Friday, May 20, 2005

Russia urges US to avoid space arms race

The old can of worms 'The Space Race' has been re-opened.

U.S. prepares new space defense policy
The Bush administration is preparing a shift in U.S. space policy to allow for protection of satellites from attack but is not considering putting weapons into space, the White House said Wednesday.
Russia Would Consider Force To Prevent Weapons In Space

Russia would consider using force if necessary to respond if the US put a combat weapon into space, according to a senior Russian official.

According to a New York Times report yesterday, the Bush administration was moving towards implementing a new space policy that would move the US closer to placing offensive and defensive weapons in space. Russia, China and many US allies oppose any weaponisation of space, partly out of concerns that it would lead to an extremely expensive post-cold war arms race.

Vladimir Yermakov, senior counsellor at the Russian embassy in Washington, on Tuesday told a conference on space militarisation that Russia was working through diplomatic channels to urge the US not to move towards fielding weapons in space. But he said Russia would have to react, possibly with force, if the US successfully put a "combat weapon" in space.

In an interview yesterday, Mr Yermakov emphasised that Russia's priority was to solve the problem diplomatically. Russia has voluntarily declared that it will not be the first country to place weapons in space in an effort to encourage the US to move away from space weaponisation.

Force is "not a subject for discussion right now", Mr Yermakov said. "It depends on what happens, and why it happens, upon what agreements we have with the US government, and what understandings we have with the US government."

He added: "Our policy is not to create situations that would lead [to] confrontation. If we don't find such understandings with the US government, and we find ourselves in a situation where we need to react, of course we will do it."

The White House denied that President George W. Bush was about to sign a new directive on space policy that would permit the weaponisation of space.

"The US has no intention to weaponise [space]," said a senior administration official. "The policy review was not initiated at the request of the air force or the department of defence, and the policy, while not yet finalised, would not represent a substantial shift in American policy."

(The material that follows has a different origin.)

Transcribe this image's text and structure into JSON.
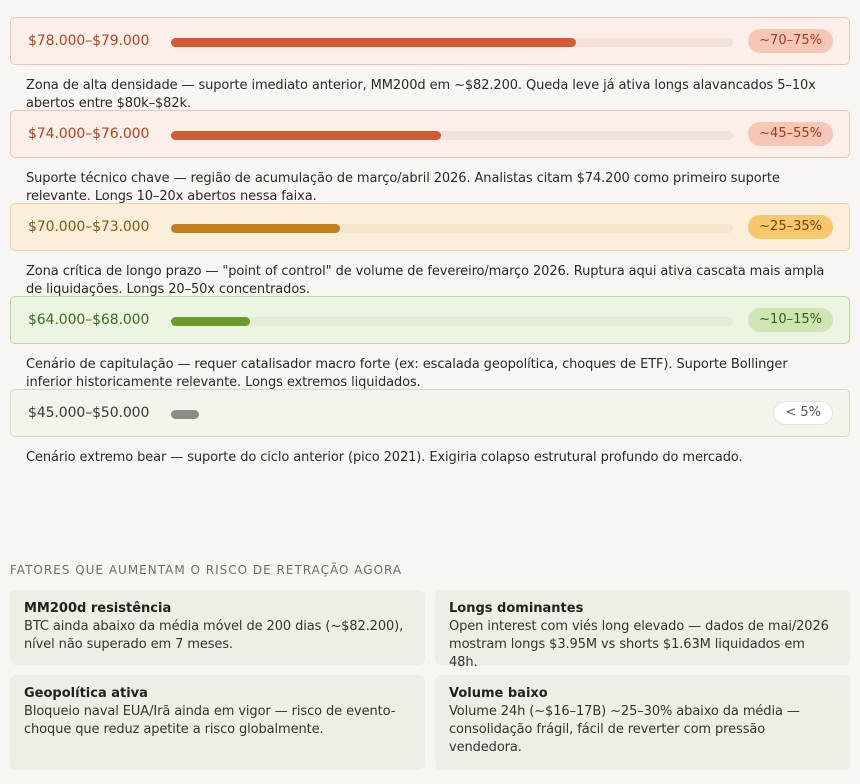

Any new policy would replace a 1996 policy implemented by the Clinton administration calling for a less militaristic approach to space. The 1967 treaty on outer space prevents countries from putting only weapons of mass destruction in space. Other countries are concerned that some of the weapons being considered by the US could be considered new types of WMD.

One weapon the air force would like to develop is the Common Aero Vehicle, which would give the US the ability to launch precision-guided strikes at any point on the globe within a short time frame. The internal US debate over whether the Pentagon needs to put weapons in space gained momentum in 2001 following the conclusions of a commission that warned of the possibility of a "space Pearl Harbor" that could destroy US commercial and military satellites.

"If the US is to avoid a 'space Pearl Harbor', it needs to take seriously the possibility of an attack on US space systems," said the commission, which was chaired by Donald Rumsfeld before he became US defence secretary.

The commission's report concluded that the US needed "superior space capabilities" to prevent and defend against hostile acts "in and from space".

China says it opposes militarization of outer space
China Thursday said it is opposed to the militarization of space, and supports international legal documents ensuring its peaceful use.

"Space is our shared treasure and we have consistently maintained the need for the peaceful use of space so as to benefit all of mankind," foreign ministry spokesman Kong Quan told a regular briefing.

"We are opposed to the militarization of outer space. We support preventive measures, including the adoption of international legal documents to guarantee the peaceful use of outer space," he said.

Kong's remarks came a day after the White House said it was updating its space policy while denying a report that the changes under consideration could lead to the fielding of offensive and defensive weapons in space.